(土田 陽介:三菱UFJリサーチ&コンサルティング・副主任研究員)
1月23日、アルゼンチンのアルベルト・フェルナンデス大統領とブラジルのルイス・イナシオ・ルラ・ダ・シルバ大統領がアルゼンチンの首都ブエノスアイレスで会談を行い、両国で共通通貨の発行を目指すと発表した。共通通貨を発行することで、貿易や金融取引を活発化させ、世界経済におけるプレゼンスの拡大を目指すことが狙いだ。
両国が世界の国内総生産(GDP)に占める割合は5%程度である。先行して共通通貨を導入している欧州連合(EU)のユーロ圏で14%程度であるため、アルゼンチンとブラジルで共通通貨が導入されれば、ユーロ圏の3分の1程度の経済圏が形成されることになる。日本と同等以上の規模の経済圏が形成される計算だ。
こうした共通通貨の発行は、これまでも中南米でたびたび議論されてきた。ベネズエラ、キューバ、ボリビアなどが参加するALBA(米州ボリバル同盟)では、スクレと呼ばれる域内貿易決済のための共通通貨が発行されるに至っている。アルゼンチンとブラジルでも共通通貨発行の議論が1990年代に盛り上がったが、結実することはなかった。

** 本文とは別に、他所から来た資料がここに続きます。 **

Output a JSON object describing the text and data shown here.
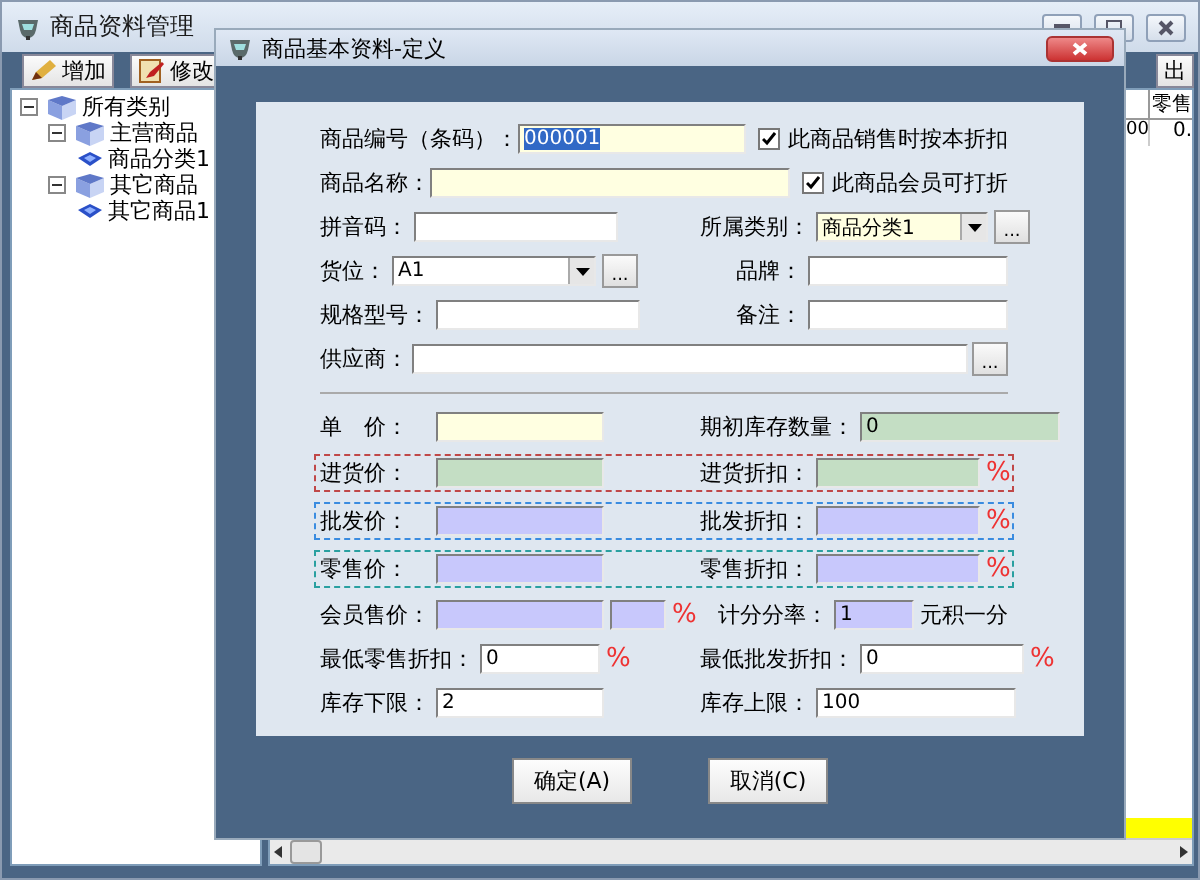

共通通貨を導入すれば、通貨政策が一元化される。その結果、参加国の財政政策と金融政策は、自律性を失うことになる。そのため、2010年代前半に生じたギリシャを中心とする欧州債務危機の経験に照らして、共通通貨の導入で財政政策と金融政策の自律性を失うというデメリットの大きさを指摘する声も少なくないようだ。
もっとも、アルゼンチンとブラジル、ひいては南米諸国まで拡大して指摘できることであるが、共通通貨を導入し、特に財政政策の自律性に制約を科すことは、メリットのほうが大きいと考えられる。なぜならば、戦後の南米の経済が身の丈以上の財政拡張をした結果、通貨危機を繰り返し招いてきた歴史を持っているためだ。